Dias antes de interditar por tempo indeterminado o imóvel, a clínica prestava atendimento a pacientes com distúrbios psiquiátricos. Com o fechamento, dias após moradores de rua foram se apropriando do espaço e hoje o local já é habitado por mais de 230 famílias oriundas de vários municípios sergipanos. Segundo os coordenadores do movimento, o juiz Haroldo Luiz Rigo da Silva, da 6ª Vara Cível, é o responsável por ter acatado o pedido de reintegração reivindicada pelos proprietários do terreno.
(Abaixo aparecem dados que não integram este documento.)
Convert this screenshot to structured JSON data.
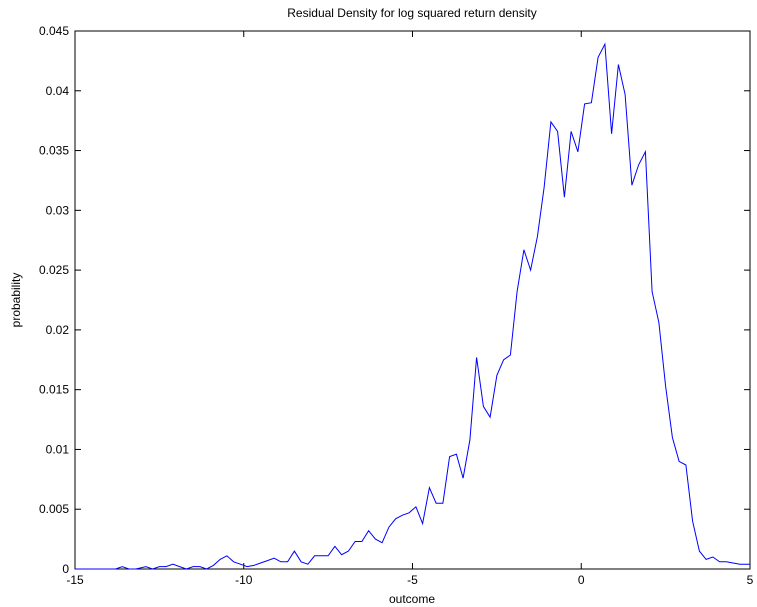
{
  "chart_data": {
    "type": "line",
    "title": "Residual Density for log squared return density",
    "xlabel": "outcome",
    "ylabel": "probability",
    "xlim": [
      -15,
      5
    ],
    "ylim": [
      0,
      0.045
    ],
    "xticks": [
      -15,
      -10,
      -5,
      0,
      5
    ],
    "xtick_labels": [
      "-15",
      "-10",
      "-5",
      "0",
      "5"
    ],
    "yticks": [
      0,
      0.005,
      0.01,
      0.015,
      0.02,
      0.025,
      0.03,
      0.035,
      0.04,
      0.045
    ],
    "ytick_labels": [
      "0",
      "0.005",
      "0.01",
      "0.015",
      "0.02",
      "0.025",
      "0.03",
      "0.035",
      "0.04",
      "0.045"
    ],
    "grid": false,
    "line_color": "#0000ff",
    "series": [
      {
        "x": [
          -15,
          -13.8,
          -13.6,
          -13.4,
          -13.2,
          -12.9,
          -12.7,
          -12.5,
          -12.3,
          -12.1,
          -11.9,
          -11.7,
          -11.5,
          -11.3,
          -11.1,
          -10.9,
          -10.7,
          -10.5,
          -10.3,
          -10.1,
          -9.9,
          -9.7,
          -9.5,
          -9.3,
          -9.1,
          -8.9,
          -8.7,
          -8.5,
          -8.3,
          -8.1,
          -7.9,
          -7.7,
          -7.5,
          -7.3,
          -7.1,
          -6.9,
          -6.7,
          -6.5,
          -6.3,
          -6.1,
          -5.9,
          -5.7,
          -5.5,
          -5.3,
          -5.1,
          -4.9,
          -4.7,
          -4.5,
          -4.3,
          -4.1,
          -3.9,
          -3.7,
          -3.5,
          -3.3,
          -3.1,
          -2.9,
          -2.7,
          -2.5,
          -2.3,
          -2.1,
          -1.9,
          -1.7,
          -1.5,
          -1.3,
          -1.1,
          -0.9,
          -0.7,
          -0.5,
          -0.3,
          -0.1,
          0.1,
          0.3,
          0.5,
          0.7,
          0.9,
          1.1,
          1.3,
          1.5,
          1.7,
          1.9,
          2.1,
          2.3,
          2.5,
          2.7,
          2.9,
          3.1,
          3.3,
          3.5,
          3.7,
          3.9,
          4.1,
          4.3,
          4.5,
          4.7,
          4.9,
          5.0
        ],
        "y": [
          0,
          0,
          0.0002,
          0,
          0,
          0.0002,
          0,
          0.0002,
          0.0002,
          0.0004,
          0.0002,
          0,
          0.0002,
          0.0002,
          0,
          0.0003,
          0.0008,
          0.0011,
          0.0006,
          0.0004,
          0.0002,
          0.0003,
          0.0005,
          0.0007,
          0.0009,
          0.0006,
          0.0006,
          0.0015,
          0.0006,
          0.0004,
          0.0011,
          0.0011,
          0.0011,
          0.0019,
          0.0012,
          0.0015,
          0.0023,
          0.0023,
          0.0032,
          0.0025,
          0.0022,
          0.0035,
          0.0042,
          0.0045,
          0.0047,
          0.0052,
          0.0038,
          0.0068,
          0.0055,
          0.0055,
          0.0094,
          0.0096,
          0.0076,
          0.0108,
          0.0177,
          0.0136,
          0.0127,
          0.0162,
          0.0175,
          0.0179,
          0.0232,
          0.0267,
          0.025,
          0.0278,
          0.0319,
          0.0374,
          0.0366,
          0.0311,
          0.0366,
          0.0349,
          0.0389,
          0.039,
          0.0428,
          0.0439,
          0.0364,
          0.0422,
          0.0397,
          0.0321,
          0.0338,
          0.0349,
          0.0232,
          0.0206,
          0.0153,
          0.011,
          0.009,
          0.0087,
          0.004,
          0.0015,
          0.0008,
          0.001,
          0.0006,
          0.0006,
          0.0005,
          0.0004,
          0.0004,
          0.0004
        ]
      }
    ]
  }
}
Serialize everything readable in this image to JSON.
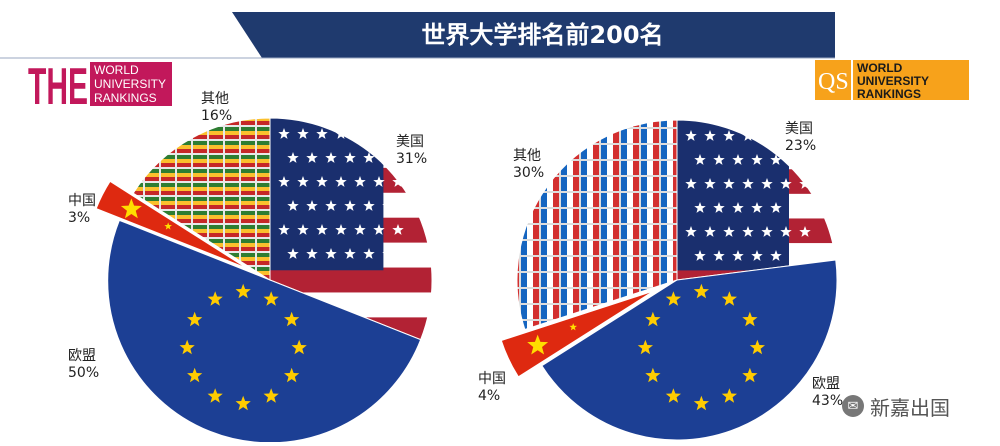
{
  "header": {
    "title": "世界大学排名前200名"
  },
  "logos": {
    "the": {
      "letters": "THE",
      "line1": "WORLD",
      "line2": "UNIVERSITY",
      "line3": "RANKINGS",
      "color": "#c2185b"
    },
    "qs": {
      "mark": "QS",
      "line1": "WORLD",
      "line2": "UNIVERSITY",
      "line3": "RANKINGS",
      "color": "#f7a21b"
    }
  },
  "colors": {
    "banner": "#1f3a6e",
    "us_red": "#b22234",
    "us_blue": "#1a2f6e",
    "eu_blue": "#1c3f94",
    "eu_star": "#ffcc00",
    "china_red": "#de2910",
    "china_star": "#ffde00"
  },
  "chart_data": [
    {
      "type": "pie",
      "source": "THE",
      "slices": [
        {
          "label": "美国",
          "value": 31,
          "value_label": "31%"
        },
        {
          "label": "欧盟",
          "value": 50,
          "value_label": "50%"
        },
        {
          "label": "中国",
          "value": 3,
          "value_label": "3%"
        },
        {
          "label": "其他",
          "value": 16,
          "value_label": "16%"
        }
      ]
    },
    {
      "type": "pie",
      "source": "QS",
      "slices": [
        {
          "label": "美国",
          "value": 23,
          "value_label": "23%"
        },
        {
          "label": "欧盟",
          "value": 43,
          "value_label": "43%"
        },
        {
          "label": "中国",
          "value": 4,
          "value_label": "4%"
        },
        {
          "label": "其他",
          "value": 30,
          "value_label": "30%"
        }
      ]
    }
  ],
  "watermark": {
    "text": "新嘉出国"
  }
}
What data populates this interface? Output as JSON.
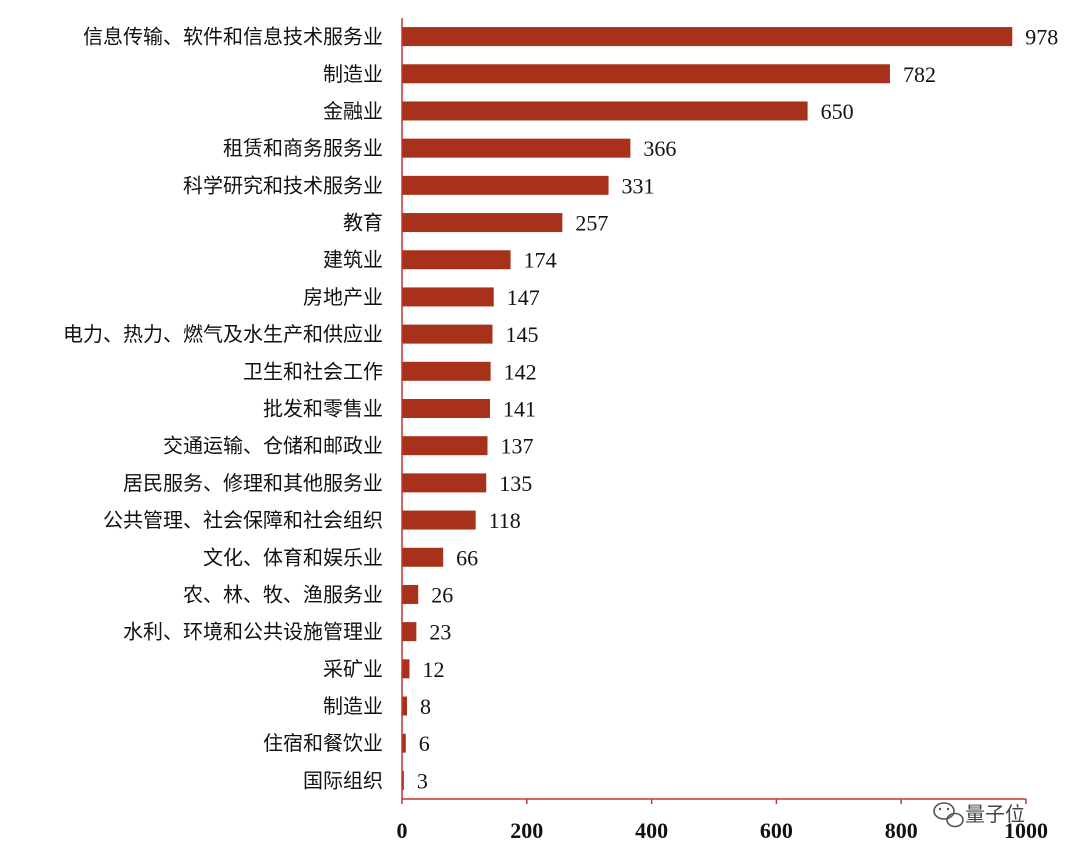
{
  "chart_data": {
    "type": "bar",
    "orientation": "horizontal",
    "categories": [
      "信息传输、软件和信息技术服务业",
      "制造业",
      "金融业",
      "租赁和商务服务业",
      "科学研究和技术服务业",
      "教育",
      "建筑业",
      "房地产业",
      "电力、热力、燃气及水生产和供应业",
      "卫生和社会工作",
      "批发和零售业",
      "交通运输、仓储和邮政业",
      "居民服务、修理和其他服务业",
      "公共管理、社会保障和社会组织",
      "文化、体育和娱乐业",
      "农、林、牧、渔服务业",
      "水利、环境和公共设施管理业",
      "采矿业",
      "制造业",
      "住宿和餐饮业",
      "国际组织"
    ],
    "values": [
      978,
      782,
      650,
      366,
      331,
      257,
      174,
      147,
      145,
      142,
      141,
      137,
      135,
      118,
      66,
      26,
      23,
      12,
      8,
      6,
      3
    ],
    "xlim": [
      0,
      1000
    ],
    "xticks": [
      "0",
      "200",
      "400",
      "600",
      "800",
      "1000"
    ],
    "grid": false,
    "bar_color": "#a8311c",
    "axis_color": "#c0392b",
    "data_labels": true
  },
  "watermark": {
    "text": "量子位",
    "icon": "wechat-icon"
  }
}
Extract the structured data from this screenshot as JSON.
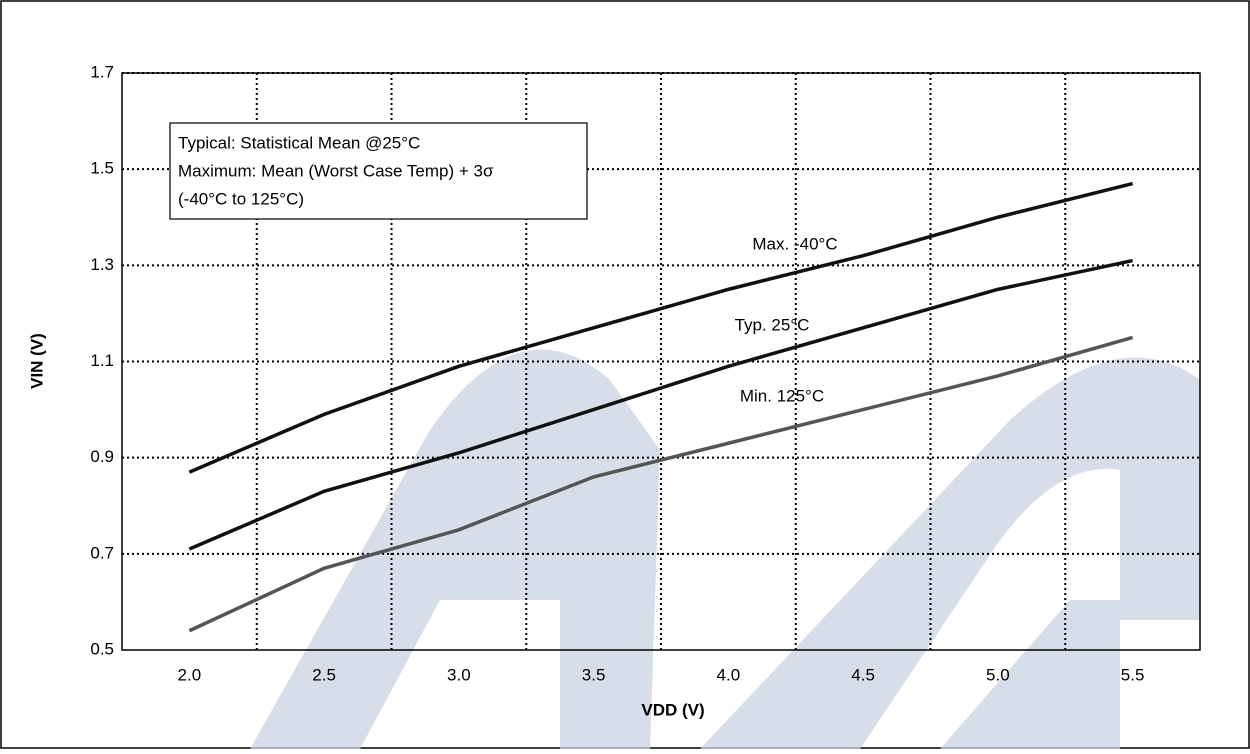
{
  "chart_data": {
    "type": "line",
    "ylabel": "VIN (V)",
    "xlabel": "VDD (V)",
    "legend_lines": [
      "Typical: Statistical Mean @25°C",
      "Maximum: Mean (Worst Case Temp) + 3σ",
      "(-40°C to 125°C)"
    ],
    "x": [
      2.0,
      2.5,
      3.0,
      3.5,
      4.0,
      4.5,
      5.0,
      5.5
    ],
    "xlim": [
      1.75,
      5.75
    ],
    "xticks": [
      {
        "value": 2.0,
        "label": "2.0"
      },
      {
        "value": 2.5,
        "label": "2.5"
      },
      {
        "value": 3.0,
        "label": "3.0"
      },
      {
        "value": 3.5,
        "label": "3.5"
      },
      {
        "value": 4.0,
        "label": "4.0"
      },
      {
        "value": 4.5,
        "label": "4.5"
      },
      {
        "value": 5.0,
        "label": "5.0"
      },
      {
        "value": 5.5,
        "label": "5.5"
      }
    ],
    "xgrid": [
      2.25,
      2.75,
      3.25,
      3.75,
      4.25,
      4.75,
      5.25
    ],
    "ylim": [
      0.5,
      1.7
    ],
    "yticks": [
      0.5,
      0.7,
      0.9,
      1.1,
      1.3,
      1.5,
      1.7
    ],
    "grid": true,
    "series": [
      {
        "name": "Max. -40°C",
        "color": "#111111",
        "values": [
          0.87,
          0.99,
          1.09,
          1.17,
          1.25,
          1.32,
          1.4,
          1.47
        ]
      },
      {
        "name": "Typ. 25°C",
        "color": "#111111",
        "values": [
          0.71,
          0.83,
          0.91,
          1.0,
          1.09,
          1.17,
          1.25,
          1.31
        ]
      },
      {
        "name": "Min. 125°C",
        "color": "#555555",
        "values": [
          0.54,
          0.67,
          0.75,
          0.86,
          0.93,
          1.0,
          1.07,
          1.15
        ]
      }
    ]
  }
}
De acordo com Renê Tavares, porta voz e líder do MST/SE, é preciso que os poderes públicos viabilizem o aumento dos programas de habitação popular a fim de beneficiar aqueles que não possuem casa para morar e evitar esse tipo de ocorrência.
"Infelizmente o que temos percebido nesse estado é que os programas sociais de habitação popular reduziram e muito. Tanto no poder estadual, como no poder municipal – me refiro a Aracaju. Além disso, venho sempre garantindo que todos os processos de reintegração de posse depois das últimas eleições viraram símbolo de vandalismo, de colarinho branco. É preciso que a justiça, junto com o governador e o prefeito olhem de forma mais humana para essas famílias", disse. Caso as famílias descumpram a determinação de deixar o espaço em 48h, a partir da data de emissão do documento, a Policia Militar deve ser acionada para forçar a retirada e cumprir o que a justiça determinou. Esse prazo conclui amanhã.
Dizendo não ter para onde ir com a esposa e mais dois filhos, o catador de produtos recicláveis, Josué Messias Santos, informou que, se por ventura a reintegração de posse for realizada, o jeito é ocupar alguma praça pública ou ir para debaixo de alguma ponte. "Se não temos familiares que possam abrir um quarto pra gente nem temos dinheiro pra alugar uma casinha, o jeito é ir pra alguma praça que já tenha gente dormindo, ou vamos ter que ir pra alguma ponte. Na rua mesmo é que não posso ficar porque tenho filho pequeno pra criar. Vamos continuar na luta", declarou.